Il est vrai, le conflit actuel n’est pas toujours articulé autour d’«arguments» très valables et tombe facilement de l’insulte à l’injure sans être préalablement passé par des faits ou même l’expression polie de sentiments distingués. Mais des gens qui ne savent pas s’exprimer, il y en a des deux bords, et la gauche n’a pas le monopole des cons.
Parlez-en à Gabriel Nadeau-Dubois, qui se fait constamment traiter de marxiste et de petit fasciste, parlez-en à Martine Desjardins qui se fait reprocher ses cheveux gras après ses journées de 28 heures ou à Léo Bureau-Blouin, dont on compare le minois à celui un chaton fatigué, exemple moins probant j’en conviens. Parlez-en à tous ces jeunes dans la rue qui se font traiter de «bébés gâtés» parce qu’ils ont le malheur d’avoir un téléphone cellulaire dans leurs poches.
Mais pas juste ça. Parlez-en à une droite qui s’assume. Avez-vous déjà entendu André Pratte se plaindre d’être «muselé»? Ben non. Dans une démocratie où tout le monde a le droit de s’exprimer, tout le monde ne prend pas nécessairement pour acquis que son discours fera l’unanimité. Ça m’étonne que ce genre de plainte provienne de chroniqueurs pourtant habitués à s’exprimer en public, et donc habitués à recevoir des courriels haineux et autres chars de m***. Le conflit étudiant n’a rien inventé : si je me souviens bien, ma chronique sur les Lesbiennes frustrées, c’était avant la grève.
Ce qui dérange peut-être certains chroniqueurs qui se sentent brimés dans leur liberté d’expression, c’est de voir qu’ils n’ont pas l’aval de leur entourage, de leurs amis Facebook ou d’une plus grande majorité de leurs lecteurs que d’habitude.
Parce que ceux qui font du bruit en ce moment sont plusieurs. Se ranger du côté de la hausse des frais de scolarité, c’était relativement facile, mais se ranger en faveur de la loi 78 ou en défaveur d’un mouvement populaire de casseroles, c’est plus ardu.

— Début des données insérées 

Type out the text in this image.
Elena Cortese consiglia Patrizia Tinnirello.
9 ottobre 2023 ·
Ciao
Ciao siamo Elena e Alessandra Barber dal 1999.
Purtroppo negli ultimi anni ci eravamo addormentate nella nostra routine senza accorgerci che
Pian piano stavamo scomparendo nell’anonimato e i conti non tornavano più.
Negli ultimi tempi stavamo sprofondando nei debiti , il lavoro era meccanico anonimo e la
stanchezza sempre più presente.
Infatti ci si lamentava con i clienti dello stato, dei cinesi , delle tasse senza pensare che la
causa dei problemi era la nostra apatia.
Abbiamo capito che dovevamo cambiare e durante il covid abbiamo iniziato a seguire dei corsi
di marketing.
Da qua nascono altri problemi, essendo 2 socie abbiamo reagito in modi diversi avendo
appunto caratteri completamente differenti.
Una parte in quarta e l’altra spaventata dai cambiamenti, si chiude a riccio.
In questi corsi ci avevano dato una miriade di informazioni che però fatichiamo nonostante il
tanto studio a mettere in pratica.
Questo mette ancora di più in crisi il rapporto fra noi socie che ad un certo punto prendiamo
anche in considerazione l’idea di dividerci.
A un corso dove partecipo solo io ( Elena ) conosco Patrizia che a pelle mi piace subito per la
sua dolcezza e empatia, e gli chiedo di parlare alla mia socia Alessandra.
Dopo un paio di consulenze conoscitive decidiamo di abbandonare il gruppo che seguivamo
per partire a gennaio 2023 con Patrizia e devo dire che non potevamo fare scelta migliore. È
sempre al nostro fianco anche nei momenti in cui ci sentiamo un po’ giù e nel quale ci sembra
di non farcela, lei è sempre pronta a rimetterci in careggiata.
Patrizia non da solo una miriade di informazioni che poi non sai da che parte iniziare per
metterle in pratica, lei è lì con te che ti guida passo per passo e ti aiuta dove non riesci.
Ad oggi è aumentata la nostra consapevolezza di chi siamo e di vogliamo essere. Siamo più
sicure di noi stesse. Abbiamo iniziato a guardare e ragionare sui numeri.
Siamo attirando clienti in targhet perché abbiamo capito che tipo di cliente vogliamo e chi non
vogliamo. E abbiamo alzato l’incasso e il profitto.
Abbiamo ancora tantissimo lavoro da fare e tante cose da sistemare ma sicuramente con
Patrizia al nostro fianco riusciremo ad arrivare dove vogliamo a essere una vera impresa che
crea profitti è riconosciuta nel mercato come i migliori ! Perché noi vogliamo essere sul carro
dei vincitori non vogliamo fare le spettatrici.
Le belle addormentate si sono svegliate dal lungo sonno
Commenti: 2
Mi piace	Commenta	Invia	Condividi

C’est sûr aussi qu’il est toujours plus embêtant de défendre le statu quo que de se ranger du côté des révolutionnaires. Par définition, les tenants du statu quo ne revendiquent rien ou revendiquent ce qu’ils ont déjà. Les révolutionnaires en ont tellement long à dire qu’ils descendent dans les rues. Et contrairement à ce que le Regroupement des Cols Rouges le laisse entendre, ce n’est pas le fait d’avoir ou non un travail, qui pousse les gens à manifester dans la rue, mais le fait de croire en des idées qui valent la peine qu’on sacrifie un après-midi de travail pour elles, ou qu’on marche après une journée de travail aussi dure que celle d’une personne de droite.
Mathieu Bock-Côté nous avait prévenu qu’on perdrait peut-être des amis dans tout ce brouhaha. Personnellement, je préfère voir le Québec se brasser un peu que se trouver beau et fin, et/ou brandir la sacro-sainte règle de ne pas parler de politique en famille.
Parce que même si c’est pas facile, mais si on préférerait tous parler de choses positives autour d’un pichet de sangria, il faut qu’on en parle. Ceux qui sont dans la rue en ce moment, monsieur madame tout le monde, a vraiment quelque chose de très fort à dire. Ils ne savent pas toujours bien comment le dire, et j’en soupçonne même de taper sur des casseroles plutôt pour retrouver le même sentiment de collectivité généré par Jean-Marc Parent au début des années 90 que par pure conviction politique. Mais c’est pas grave. Le Québec est en crise, le Québec est déchiré, et dans toute cette chicane, on ne saurait se plaindre de voir un peu de solidarité.